Of course, on an LCD, you should sample at the LCD subpixels, usually R, G, and B from left to right, not to the square pixels containing them.

Efficient low-precision implementation with a multiplier

This operation of convolving a bilevel image with a convolution kernel has something of the flavor of binary long multiplication by an element of the kernel; each bit determines whether or not to add that weight at a particular spatial position in the output. And indeed you can carry it out with a multiplier under appropriate circumstances. Take the row of pixels 0011100111100001. Suppose 4 bits of grayscale in the output is enough; let’s space out that number into a 64-bit word by inserting zero bits, so it becomes 0x0011100111100001. If we multiply this by a 4-bit weight such as 3, it becomes 0x0033300333300003. Suppose the next weight to the right is 4, and the next pixel to the right is 1, so we shift in that 1 on the right and get 0x0111001111000011, then multiply by 4 and get 0x0444004444000044, which we can add to the previous result to get 0x477304777300047, as well as the results from doing the same thing with the corresponding weights in the next row of the convolution kernel and the corresponding input pixels in the next (previous) row.
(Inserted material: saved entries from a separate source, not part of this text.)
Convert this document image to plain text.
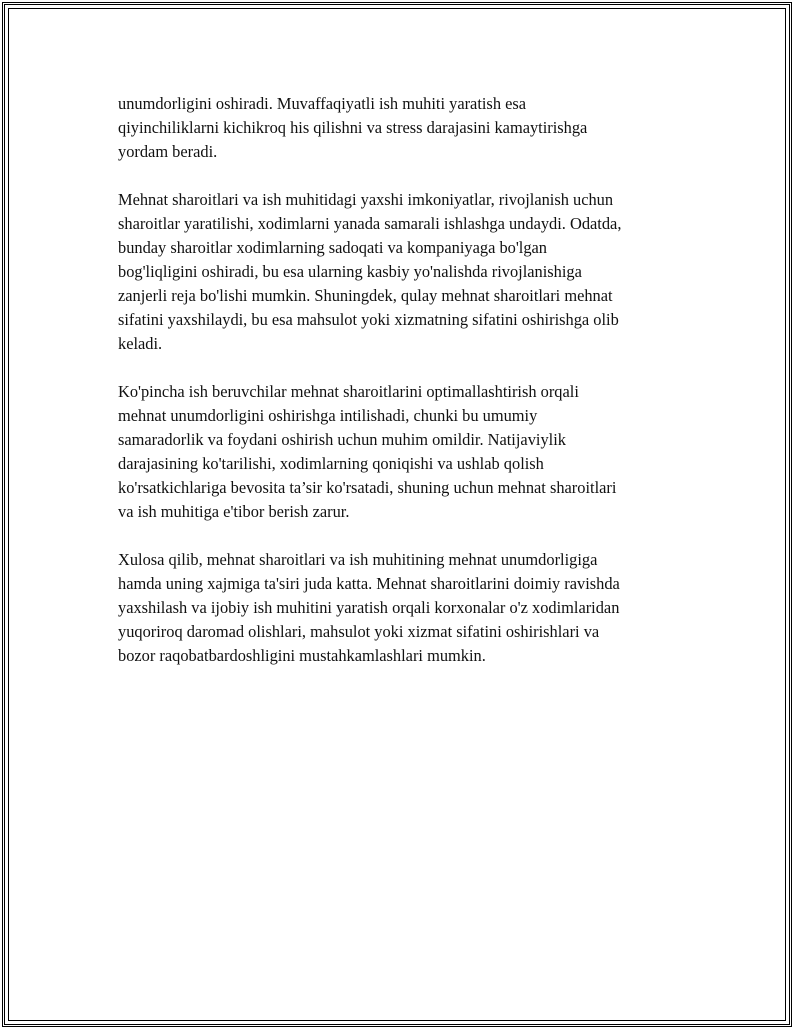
unumdorligini oshiradi. Muvaffaqiyatli ish muhiti yaratish esa
qiyinchiliklarni kichikroq his qilishni va stress darajasini kamaytirishga
yordam beradi.

Mehnat sharoitlari va ish muhitidagi yaxshi imkoniyatlar, rivojlanish uchun
sharoitlar yaratilishi, xodimlarni yanada samarali ishlashga undaydi. Odatda,
bunday sharoitlar xodimlarning sadoqati va kompaniyaga bo'lgan
bog'liqligini oshiradi, bu esa ularning kasbiy yo'nalishda rivojlanishiga
zanjerli reja bo'lishi mumkin. Shuningdek, qulay mehnat sharoitlari mehnat
sifatini yaxshilaydi, bu esa mahsulot yoki xizmatning sifatini oshirishga olib
keladi.

Ko'pincha ish beruvchilar mehnat sharoitlarini optimallashtirish orqali
mehnat unumdorligini oshirishga intilishadi, chunki bu umumiy
samaradorlik va foydani oshirish uchun muhim omildir. Natijaviylik
darajasining ko'tarilishi, xodimlarning qoniqishi va ushlab qolish
ko'rsatkichlariga bevosita ta’sir ko'rsatadi, shuning uchun mehnat sharoitlari
va ish muhitiga e'tibor berish zarur.

Xulosa qilib, mehnat sharoitlari va ish muhitining mehnat unumdorligiga
hamda uning xajmiga ta'siri juda katta. Mehnat sharoitlarini doimiy ravishda
yaxshilash va ijobiy ish muhitini yaratish orqali korxonalar o'z xodimlaridan
yuqoriroq daromad olishlari, mahsulot yoki xizmat sifatini oshirishlari va
bozor raqobatbardoshligini mustahkamlashlari mumkin.
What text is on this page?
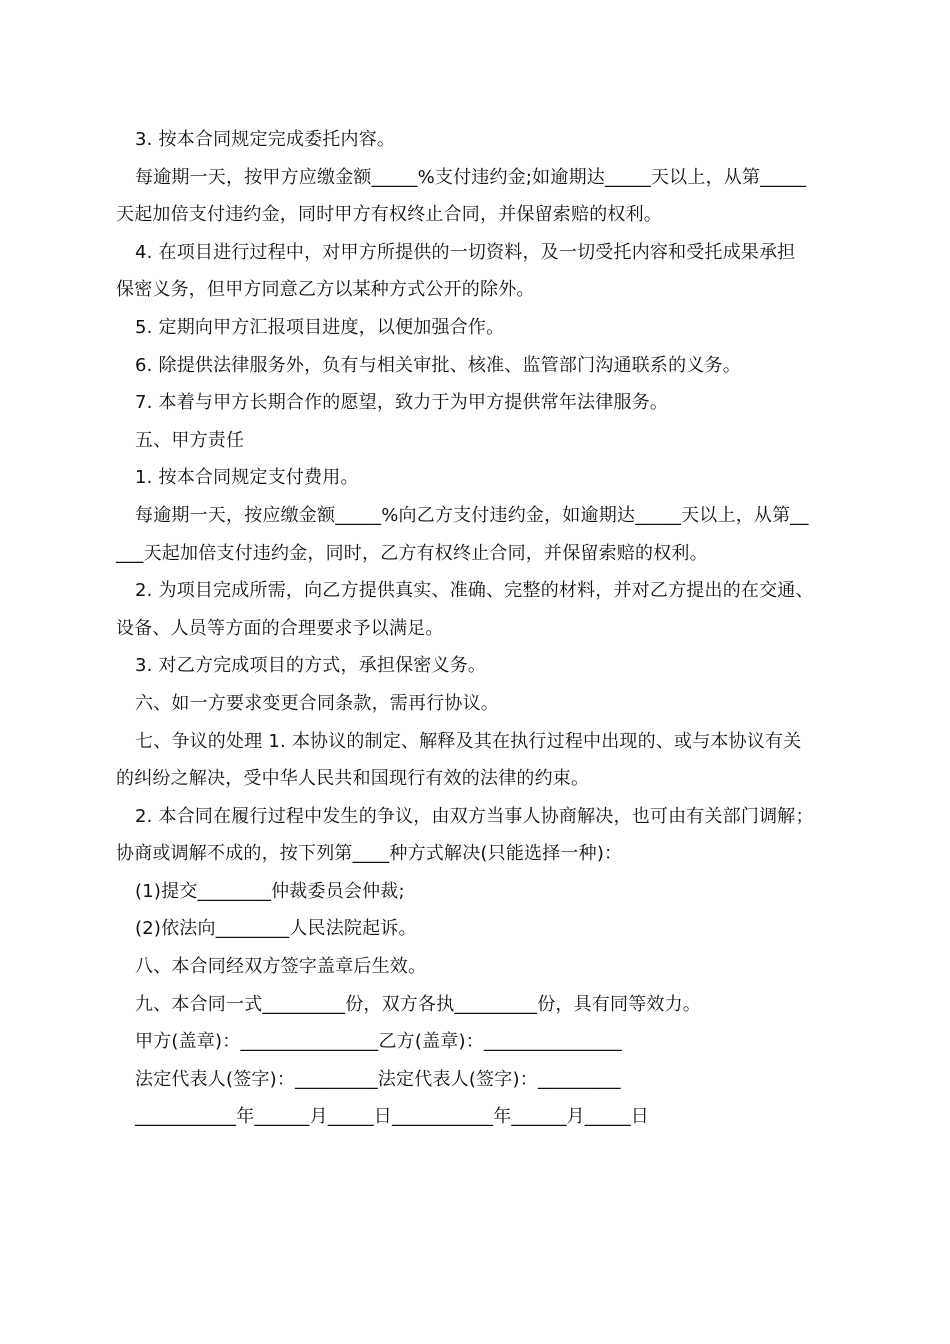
3. 按本合同规定完成委托内容。
每逾期一天，按甲方应缴金额_____%支付违约金;如逾期达_____天以上，从第_____
天起加倍支付违约金，同时甲方有权终止合同，并保留索赔的权利。
4. 在项目进行过程中，对甲方所提供的一切资料，及一切受托内容和受托成果承担
保密义务，但甲方同意乙方以某种方式公开的除外。
5. 定期向甲方汇报项目进度，以便加强合作。
6. 除提供法律服务外，负有与相关审批、核准、监管部门沟通联系的义务。
7. 本着与甲方长期合作的愿望，致力于为甲方提供常年法律服务。
五、甲方责任
1. 按本合同规定支付费用。
每逾期一天，按应缴金额_____%向乙方支付违约金，如逾期达_____天以上，从第__
___天起加倍支付违约金，同时，乙方有权终止合同，并保留索赔的权利。
2. 为项目完成所需，向乙方提供真实、准确、完整的材料，并对乙方提出的在交通、
设备、人员等方面的合理要求予以满足。
3. 对乙方完成项目的方式，承担保密义务。
六、如一方要求变更合同条款，需再行协议。
七、争议的处理 1. 本协议的制定、解释及其在执行过程中出现的、或与本协议有关
的纠纷之解决，受中华人民共和国现行有效的法律的约束。
2. 本合同在履行过程中发生的争议，由双方当事人协商解决，也可由有关部门调解；
协商或调解不成的，按下列第____种方式解决(只能选择一种)：
(1)提交________仲裁委员会仲裁;
(2)依法向________人民法院起诉。
八、本合同经双方签字盖章后生效。
九、本合同一式_________份，双方各执_________份，具有同等效力。
甲方(盖章)：_______________乙方(盖章)：_______________
法定代表人(签字)：_________法定代表人(签字)：_________
___________年______月_____日___________年______月_____日
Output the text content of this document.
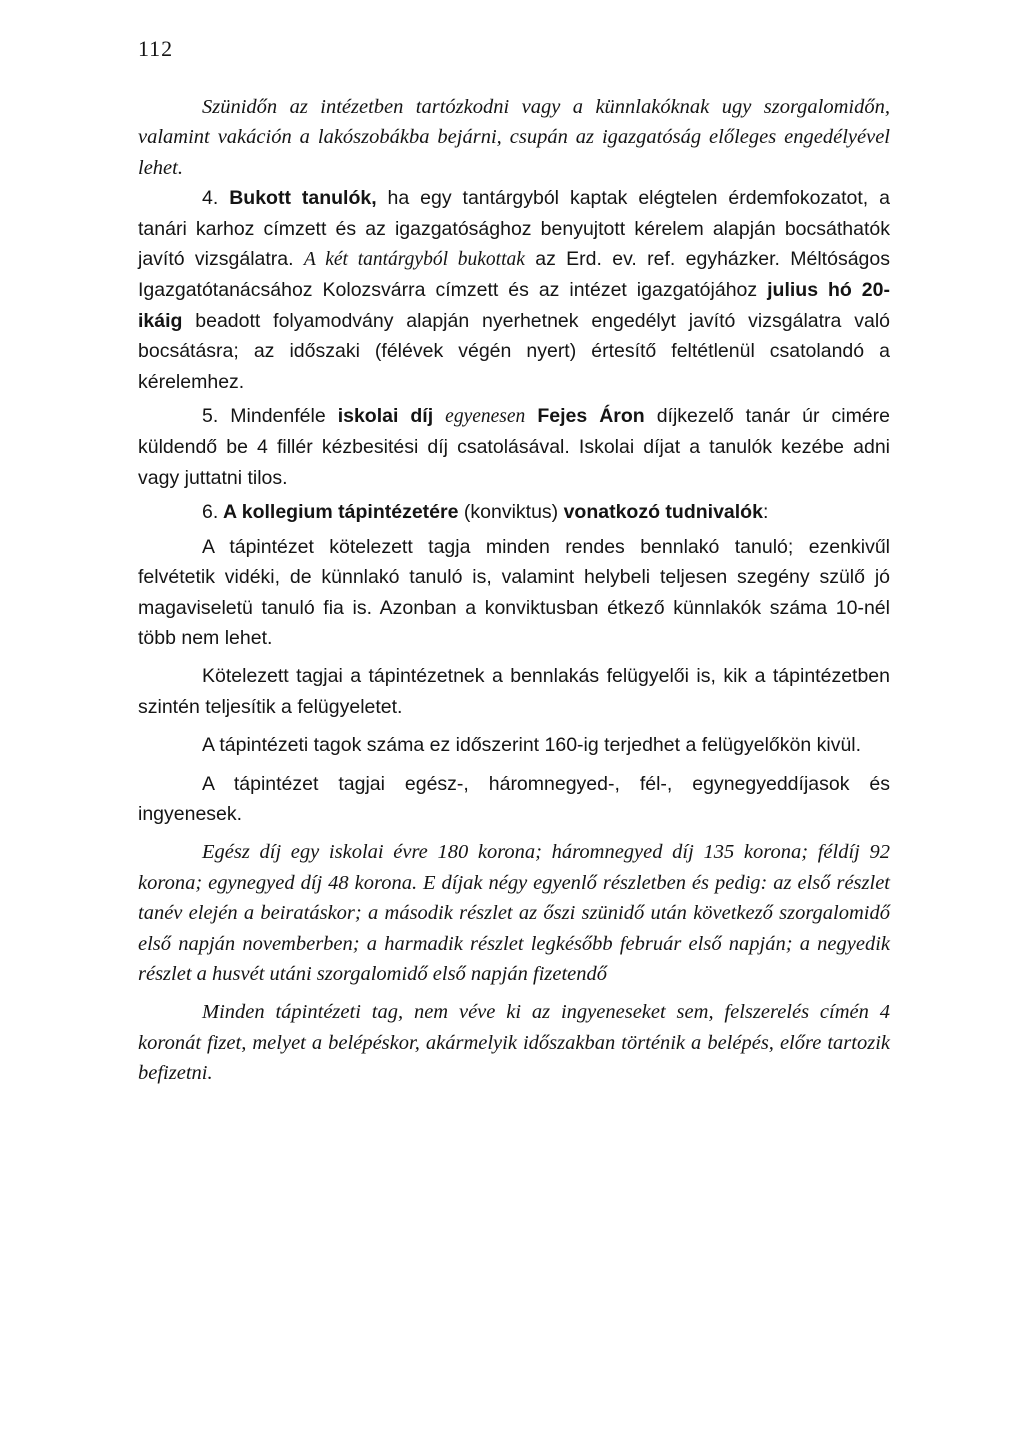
112

Szünidőn az intézetben tartózkodni vagy a künnlakóknak ugy szorgalomidőn, valamint vakáción a lakószobákba bejárni, csupán az igazgatóság előleges engedélyével lehet.

4. Bukott tanulók, ha egy tantárgyból kaptak elégtelen érdemfokozatot, a tanári karhoz címzett és az igazgatósághoz benyujtott kérelem alapján bocsáthatók javító vizsgálatra. A két tantárgyból bukottak az Erd. ev. ref. egyházker. Méltóságos Igazgatótanácsához Kolozsvárra címzett és az intézet igazgatójához julius hó 20-ikáig beadott folyamodvány alapján nyerhetnek engedélyt javító vizsgálatra való bocsátásra; az időszaki (félévek végén nyert) értesítő feltétlenül csatolandó a kérelemhez.

5. Mindenféle iskolai díj egyenesen Fejes Áron díjkezelő tanár úr cimére küldendő be 4 fillér kézbesitési díj csatolásával. Iskolai díjat a tanulók kezébe adni vagy juttatni tilos.

6. A kollegium tápintézetére (konviktus) vonatkozó tudnivalók:

A tápintézet kötelezett tagja minden rendes bennlakó tanuló; ezenkivűl felvétetik vidéki, de künnlakó tanuló is, valamint helybeli teljesen szegény szülő jó magaviseletü tanuló fia is. Azonban a konviktusban étkező künnlakók száma 10-nél több nem lehet.

Kötelezett tagjai a tápintézetnek a bennlakás felügyelői is, kik a tápintézetben szintén teljesítik a felügyeletet.

A tápintézeti tagok száma ez időszerint 160-ig terjedhet a felügyelőkön kivül.

A tápintézet tagjai egész-, háromnegyed-, fél-, egynegyeddíjasok és ingyenesek.

Egész díj egy iskolai évre 180 korona; háromnegyed díj 135 korona; féldíj 92 korona; egynegyed díj 48 korona. E díjak négy egyenlő részletben és pedig: az első részlet tanév elején a beiratáskor; a második részlet az őszi szünidő után következő szorgalomidő első napján novemberben; a harmadik részlet legkésőbb február első napján; a negyedik részlet a husvét utáni szorgalomidő első napján fizetendő

Minden tápintézeti tag, nem véve ki az ingyeneseket sem, felszerelés címén 4 koronát fizet, melyet a belépéskor, akármelyik időszakban történik a belépés, előre tartozik befizetni.
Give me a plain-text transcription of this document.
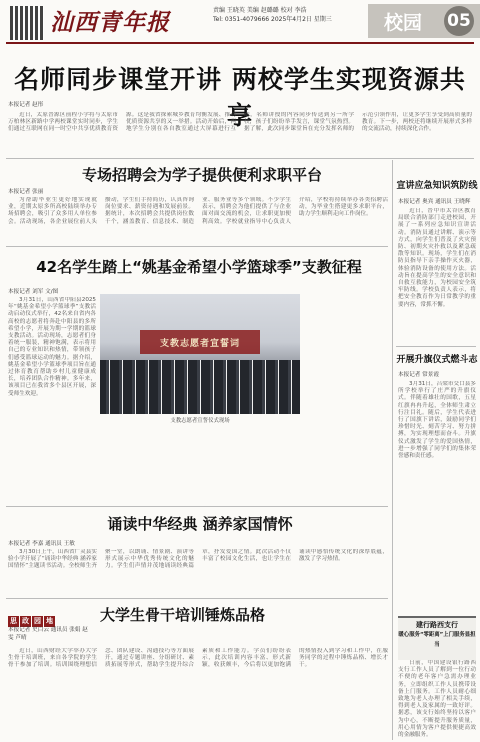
汕西青年报	责编 王晓英 美编 赵璐璐 校对 李浩
Tel: 0351-4079666 2025年4月2日 星期三	校园 05
名师同步课堂开讲 两校学生实现资源共享
本报记者 赵彤

近日，太原晋源区前程小学将与太原市万柏林区新路中学两校课堂实时同步，学生们通过互联网在同一时空中共享优质教育资源。这是我省探索城乡教育均衡发展、推动优质资源共享的又一举措。活动开始后，两地学生分别在各自教室通过大屏幕进行互动，名师讲授的内容同步传送到另一所学校，孩子们纷纷举手发言，课堂气氛热烈。据了解，此次同步课堂旨在充分发挥名师的示范引领作用，让更多学生享受到高质量的教育。下一步，两校还将继续开展形式多样的交流活动，持续深化合作。

专场招聘会为学子提供便利求职平台
本报记者 张丽

为帮助毕业生更好地实现就业，近期太原多所高校陆续举办专场招聘会，吸引了众多用人单位参会。活动现场，各企业展位前人头攒动，学生们手持简历，认真咨询岗位要求、薪资待遇和发展前景。据统计，本次招聘会共提供岗位数千个，涵盖教育、信息技术、制造业、服务业等多个领域。不少学生表示，招聘会为他们提供了与企业面对面交流的机会，让求职更加便利高效。学校就业指导中心负责人介绍，学校将持续举办各类招聘活动，为毕业生搭建更多求职平台，助力学生顺利走向工作岗位。

42名学生踏上“姚基金希望小学篮球季”支教征程
本报记者 刘军 文/图

3月31日，山西省中阳县2025年“姚基金希望小学篮球季”支教活动启动仪式举行，42名来自省内各高校的志愿者将奔赴中阳县的多所希望小学，开展为期一学期的篮球支教活动。活动现场，志愿者们身着统一服装，精神饱满，表示将用自己的专业知识和热情，带领孩子们感受篮球运动的魅力。据介绍，姚基金希望小学篮球季项目旨在通过体育教育帮助乡村儿童健康成长，培养团队合作精神。多年来，该项目已在我省多个县区开展，深受师生欢迎。

支教志愿者宣誓词
支教志愿者宣誓仪式现场

诵读中华经典 涵养家国情怀
本报记者 李嘉 通讯员 王敏

3月30日上午，山西省广灵县实验小学开展了“诵读中华经典 涵养家国情怀”主题读书活动。全校师生齐聚一堂，以朗诵、情景剧、演讲等形式展示中华优秀传统文化的魅力。学生们声情并茂地诵读经典篇章，抒发爱国之情。此次活动不仅丰富了校园文化生活，也让学生在诵读中感悟传统文化的深厚底蕴，激发了学习热情。

思 政 园 地	大学生骨干培训锤炼品格
本报记者 史白云 通讯员 张娟 赵雯 芦晴

近日，山西财经大学举办大学生骨干培训班，来自各学院的学生骨干参加了培训。培训围绕理想信念、团队建设、沟通技巧等方面展开，通过专题讲座、分组研讨、素质拓展等形式，帮助学生提升综合素质和工作能力。学员们纷纷表示，此次培训内容丰富、形式新颖，收获颇丰，今后将以更加饱满的热情投入到学习和工作中，在服务同学的过程中锤炼品格、增长才干。

宣讲应急知识筑防线
本报记者 奥宾 通讯员 王晓辉

近日，晋中市太谷区教育局联合消防部门走进校园，开展了一系列应急知识宣讲活动。消防员通过讲解、演示等方式，向学生们普及了火灾预防、初期火灾扑救以及紧急疏散等知识。现场，学生们在消防员指导下亲手操作灭火器，体验消防设备的使用方法。活动旨在提高学生的安全意识和自救互救能力，为校园安全筑牢防线。学校负责人表示，将把安全教育作为日常教学的重要内容，常抓不懈。

开展升旗仪式燃斗志
本报记者 常景霞

3月31日，吕梁市交口县多所学校举行了庄严的升旗仪式。伴随着雄壮的国歌，五星红旗冉冉升起，全体师生肃立行注目礼。随后，学生代表进行了国旗下讲话，鼓励同学们珍惜时光、刻苦学习、努力拼搏，为实现理想而奋斗。升旗仪式激发了学生的爱国热情，进一步增强了同学们的集体荣誉感和责任感。

建行路西支行
暖心服务“零距离”上门服务显担当

日前，中国建设银行路西支行工作人员了解到一位行动不便的老年客户急需办理业务，立即组织工作人员携带设备上门服务。工作人员耐心细致地为老人办理了相关手续，得到老人及家属的一致好评。据悉，该支行始终坚持以客户为中心，不断提升服务质量，用心用情为客户提供便捷高效的金融服务。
Proceeding in this way I think we can get perhaps an 8× to 16× speedup over the straightforward convolution algorithm, at the expense of really miserable overflow behavior. The speedup is probably only 2× or 4× against a straightforward SIMD algorithm if you have SIMD instructions.

Because of the overflow behavior, you can’t use 2’s-complement for negative weights, which of course are everywhere in sampled sinc kernels. Two possibilities occur to me: represent the weights in sign-magnitude form, using the sign bit to determine whether to subtract or add the product from the running sum, or use an excess-N representation for the weights and the running sum, subtracting N from each pixel after each multiply-add.

Low-rank approximations

Low-rank approximations of the relevant sinc kernels may be useful in reducing the windowing error at a given computational load, and the SVD provides an easy way to find them; see notes/svd-convolution.html in Dercuano for details.

Nonzero-area pixels and pre-emphasis

Above I said that sinc resampling can produce a perfectly resampled image, but there are a couple of complications. First, conceptually the sampling comb is made of Dirac deltas, which concentrate a nonzero amount of energy into a point in space. But we live in a universe where doing that would require creating a black hole, which is both practically difficult and highly radioactive, so instead we approximate it by illuminating or darkening pixels of finite, nonzero size.

This amounts to convolving this ideal sampled signal with the shape of a pixel, which acts as a zero-phase low-pass box filter with a sinc frequency response. The blurring of pixels by CRT beam dispersion or old-person eye defocus adds an additional low-pass characteristic, but one that’s harder to measure. Since the pixel shape is smaller than the pixel spacing, its first null is well above the Nyquist frequency, so this low-pass characteristic can be corrected by “pre-emphasis”: zero-phase linear time-invariant filtering of the original signal to attenuate the strongest frequencies and amplify the weaker ones, giving a perfectly flat frequency response. You may be able to fold this into the resampling filter described earlier, or you may want to do four high-pass IIR-filter passes in the four cardinal directions.

One-dimensional translation

An important special case of subpixel text spatial translation is horizontal translation. I think it’s possible to use just a fractional delay filter in the X-axis in this case, dramatically reducing the computational cost.